The sea ice coverage around Antarctica recently marked a record high, with the ice surrounding the continent measuring at 2.07 million square kilometers, according to an environmentalist and author who says the ice there has actually been increasing since 1979 despite continued warnings of global warming.
The new record was posted for the first time recently by the University of Illinois at Urbana-Champaign’s online record, The Cryosphere Today.
It’s not apparent if the record actually occurred on Friday or Saturday, says Harold Ambler on his blog, Talking About the Weather. [Ambler is a journalist and author of the book “Don’t Sell Your Coat: Surprising Truths About Climate Change.” ]
“The previous record anomaly for Southern Hemisphere sea ice area was 1.840 million square kilometers and occurred on December 20, 2007,” said Ambler.

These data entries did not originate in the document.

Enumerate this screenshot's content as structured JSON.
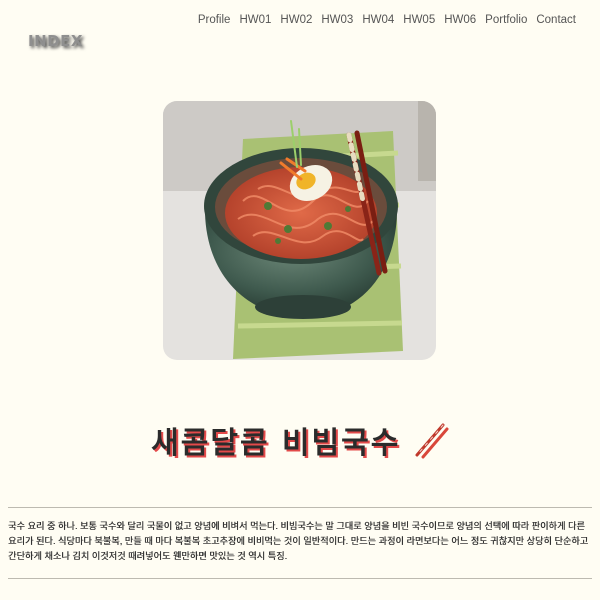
{
  "logo": "INDEX",
  "nav": [
    "Profile",
    "HW01",
    "HW02",
    "HW03",
    "HW04",
    "HW05",
    "HW06",
    "Portfolio",
    "Contact"
  ],
  "title": "새콤달콤 비빔국수",
  "description": "국수 요리 중 하나. 보통 국수와 달리 국물이 없고 양념에 비벼서 먹는다. 비빔국수는 말 그대로 양념을 비빈 국수이므로 양념의 선택에 따라 판이하게 다른 요리가 된다. 식당마다 북불복, 만들 때 마다 복불복 초고추장에 비비먹는 것이 일반적이다. 만드는 과정이 라면보다는 어느 정도 귀찮지만 상당히 단순하고 간단하게 채소나 김치 이것저것 때려넣어도 웬만하면 맛있는 것 역시 특징.",
  "icons": {
    "dish_photo": "bibim-guksu-photo",
    "title_icon": "chopsticks-icon"
  },
  "colors": {
    "background": "#fffdf3",
    "title_shadow": "#e34a4a"
  }
}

Meanwhile, he pointed out, global sea ice area on Sunday was standing at 0.991 million square kilometers above average, a figure he arrived at by adding anomalies for the North and South hemispheres.
While early models predicted the sea ice would decrease because of global warming, other models are showing that the opposite is happening around Antarctica, where sea ice growth is increasing.
“A freshening of the waters surrounding the southernmost continent as well as the strengthening of the winds circling it were both theorized as explanations for the steady growth of Antarctica’s sea ice during the period of satellite measurement,” said Ambler.
However, he pointed out that climatologists have discounted the importance and growth of the Antarctic sea ice.
According to Walt Meier, formerly of the National Snow and Ice Data Center and currently of NASA’s Goddard Institute for Space Studies, most of the Antarctic sea ice does not survive between years, and it’s less significant to the Earth’s climate than is the ice around the Arctic.
Meanwhile, Ambler said that the growth of the Antarctic sea ice is providing “a public relations problem, at a minimum, for those warning of the menacing danger of global warming.”
During the past 18 months, global sea ice “has seen its most robust 18-month period of the last 13 years, maintaining, on average, a positive anomaly for an 18-month period for the first time since 2001,” he wrote.
In addition, Ambler said, the South Pole’s temperature has been dropping over the past 40 years.